Présentant le rapport de son pays, M. KIRYOWA KIWANUKA, Procureur général de l’Ouganda, a souligné que la protection contre tout acte de torture ou contre toute peine ou traitement cruel, inhumain et dégradant est consacrée en tant que droit non dérogeable par les articles 24 et 44 de la Constitution de 1995. Il a ensuite indiqué que le règlement sur la prévention et l’interdiction de la torture de 2017 avait rendu opérationnelle la Loi sur la prévention et l'interdiction de la torture de 2012, laquelle incorpore (dans le droit interne) la définition de la torture donnée par l’article premier de la Convention contre la torture. Ce règlement prévoit une procédure de plainte qui a facilité le dépôt de plaintes contre les auteurs de torture, a-t-il précisé, ajoutant que les tribunaux du pays ont farouchement défendu le caractère non dérogatoire du droit de ne pas être soumis à la torture. Plusieurs ordonnances ont été rendues en faveur de l’indemnisation de victimes de la torture et de l'abandon de procédures pénales contre des suspects en raison d’actes de torture commis à leur encontre, ou encore pour tenir pour personnellement responsables des auteurs de torture. L'Ouganda a été le premier pays d'Afrique, et le deuxième au monde, à promulguer une loi contre la torture, a rappelé le Procureur général.
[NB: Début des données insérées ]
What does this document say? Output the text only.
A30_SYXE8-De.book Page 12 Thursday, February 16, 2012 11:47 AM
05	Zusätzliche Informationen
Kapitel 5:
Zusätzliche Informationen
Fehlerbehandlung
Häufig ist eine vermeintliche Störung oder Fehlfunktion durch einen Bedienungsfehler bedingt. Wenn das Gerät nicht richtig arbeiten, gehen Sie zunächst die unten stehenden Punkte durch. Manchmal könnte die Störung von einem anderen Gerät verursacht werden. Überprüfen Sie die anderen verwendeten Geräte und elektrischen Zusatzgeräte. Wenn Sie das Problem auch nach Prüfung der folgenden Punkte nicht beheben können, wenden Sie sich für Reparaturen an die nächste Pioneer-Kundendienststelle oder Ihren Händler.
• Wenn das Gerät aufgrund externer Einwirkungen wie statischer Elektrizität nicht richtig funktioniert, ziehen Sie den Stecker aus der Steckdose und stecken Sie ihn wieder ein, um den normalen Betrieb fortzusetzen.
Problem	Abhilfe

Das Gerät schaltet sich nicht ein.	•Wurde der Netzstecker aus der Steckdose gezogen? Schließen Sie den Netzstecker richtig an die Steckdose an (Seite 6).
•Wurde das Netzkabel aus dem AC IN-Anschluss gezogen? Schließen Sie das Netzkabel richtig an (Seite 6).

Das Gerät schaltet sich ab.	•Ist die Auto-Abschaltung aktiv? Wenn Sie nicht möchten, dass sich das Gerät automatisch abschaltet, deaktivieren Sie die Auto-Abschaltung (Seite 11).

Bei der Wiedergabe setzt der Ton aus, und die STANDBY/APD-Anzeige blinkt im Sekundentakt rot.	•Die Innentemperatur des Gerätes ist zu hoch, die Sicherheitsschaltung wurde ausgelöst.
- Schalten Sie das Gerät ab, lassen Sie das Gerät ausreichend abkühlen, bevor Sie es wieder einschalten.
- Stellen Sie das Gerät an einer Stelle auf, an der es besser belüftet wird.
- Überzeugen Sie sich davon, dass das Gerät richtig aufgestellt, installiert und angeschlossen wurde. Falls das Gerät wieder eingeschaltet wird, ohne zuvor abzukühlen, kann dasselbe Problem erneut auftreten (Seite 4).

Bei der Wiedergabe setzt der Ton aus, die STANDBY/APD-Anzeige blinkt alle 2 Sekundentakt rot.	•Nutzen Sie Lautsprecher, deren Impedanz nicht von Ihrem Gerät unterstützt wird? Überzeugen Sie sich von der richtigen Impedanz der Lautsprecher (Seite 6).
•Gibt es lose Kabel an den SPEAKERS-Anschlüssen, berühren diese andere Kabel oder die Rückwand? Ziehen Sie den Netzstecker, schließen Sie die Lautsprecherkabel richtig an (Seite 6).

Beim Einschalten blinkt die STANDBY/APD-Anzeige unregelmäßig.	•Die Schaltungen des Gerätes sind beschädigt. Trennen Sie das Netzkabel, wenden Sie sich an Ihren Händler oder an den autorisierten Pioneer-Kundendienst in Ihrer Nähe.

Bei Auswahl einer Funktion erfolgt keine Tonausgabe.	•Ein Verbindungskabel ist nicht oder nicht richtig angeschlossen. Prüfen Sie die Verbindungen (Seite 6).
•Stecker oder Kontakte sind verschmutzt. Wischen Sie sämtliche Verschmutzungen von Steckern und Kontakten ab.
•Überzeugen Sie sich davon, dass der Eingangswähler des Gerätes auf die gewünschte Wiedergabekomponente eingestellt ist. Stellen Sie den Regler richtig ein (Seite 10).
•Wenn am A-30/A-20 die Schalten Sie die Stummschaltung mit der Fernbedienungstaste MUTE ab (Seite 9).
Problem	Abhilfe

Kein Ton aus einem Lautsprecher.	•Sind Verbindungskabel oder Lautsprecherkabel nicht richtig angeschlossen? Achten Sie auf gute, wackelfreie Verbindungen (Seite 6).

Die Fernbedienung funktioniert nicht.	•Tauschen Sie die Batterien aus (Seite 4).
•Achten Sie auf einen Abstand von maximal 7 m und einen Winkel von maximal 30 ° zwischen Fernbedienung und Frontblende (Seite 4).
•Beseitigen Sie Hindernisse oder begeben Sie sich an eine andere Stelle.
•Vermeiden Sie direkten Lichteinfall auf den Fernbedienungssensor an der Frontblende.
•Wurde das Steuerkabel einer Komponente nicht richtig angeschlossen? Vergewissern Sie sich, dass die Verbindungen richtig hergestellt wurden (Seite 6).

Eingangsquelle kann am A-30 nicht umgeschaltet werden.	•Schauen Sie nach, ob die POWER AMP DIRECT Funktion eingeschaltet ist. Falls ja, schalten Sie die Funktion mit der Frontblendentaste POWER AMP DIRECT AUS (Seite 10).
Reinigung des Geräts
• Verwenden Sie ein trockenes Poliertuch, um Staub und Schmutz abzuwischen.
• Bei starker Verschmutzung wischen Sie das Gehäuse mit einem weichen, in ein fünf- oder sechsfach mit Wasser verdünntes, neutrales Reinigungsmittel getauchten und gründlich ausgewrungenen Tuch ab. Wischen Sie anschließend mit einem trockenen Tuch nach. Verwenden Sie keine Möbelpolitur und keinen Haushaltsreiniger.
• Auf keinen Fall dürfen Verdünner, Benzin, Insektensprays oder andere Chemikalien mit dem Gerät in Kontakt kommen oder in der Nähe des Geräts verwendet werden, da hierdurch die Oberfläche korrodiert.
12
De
Parallèlement, a poursuivi M. Kiwanuka, le Gouvernement continue d'investir dans la formation des personnels de sécurité afin de garantir qu’ils respectent la Loi sur la prévention et l'interdiction de la torture dans l'exercice de leurs fonctions. Cette formation s’adresse aux Forces de défense populaires de l’Ouganda (UPDF), aux forces de police et aux services pénitentiaires ougandais.

Le Gouvernement a aussi mis en marche le Comité permanent du Cabinet sur les droits de l'homme, qui a pour mandat de fournir une réponse nationale aux préoccupations en matière de droits de l'homme, de faire périodiquement rapport au Parlement sur les mesures prises en matière de droits de l'homme et de conseiller le Cabinet sur les mesures à prendre pour remédier aux cas de violations des droits de l'homme, entre autres.

Par ailleurs, a poursuivi le Procureur général, la Constitution mandate la Commission ougandaise des droits de l'homme pour jouer un rôle de surveillance dans la promotion et la protection des droits de l'homme. La Commission est au bénéfice du statut « A » d’accréditation auprès de l'Alliance mondiale des institutions nationales des droits de l'homme, pour sa conformité aux Principes de Paris, a-t-il fait valoir, précisant qu’elle a notamment élaboré un guide d'interprétation de la Loi contre la torture qui est utilisé par les juges, magistrats et procureurs.

M. Kiwanuka a encore fait savoir que son Gouvernement avait investi dans la technologie au service du système de justice pénale. Sont ainsi appliqués des moyens techniques pour faire en sorte que les enquêtes et les interrogatoires soient menés dans le respect des normes internationales en matière de droits de l'homme, y compris s’agissant du contrôle des actions du personnel de sécurité : on peut ainsi s'assurer qu'aucune preuve ou information n'est obtenue sous une forme quelconque de mauvais traitement, a indiqué le Procureur général. Dans le même temps, a-t-il ajouté, la loi oblige désormais les agents publics à rendre personnellement compte des violations des droits de l'homme qu’ils commettraient dans l'exercice de leurs fonctions.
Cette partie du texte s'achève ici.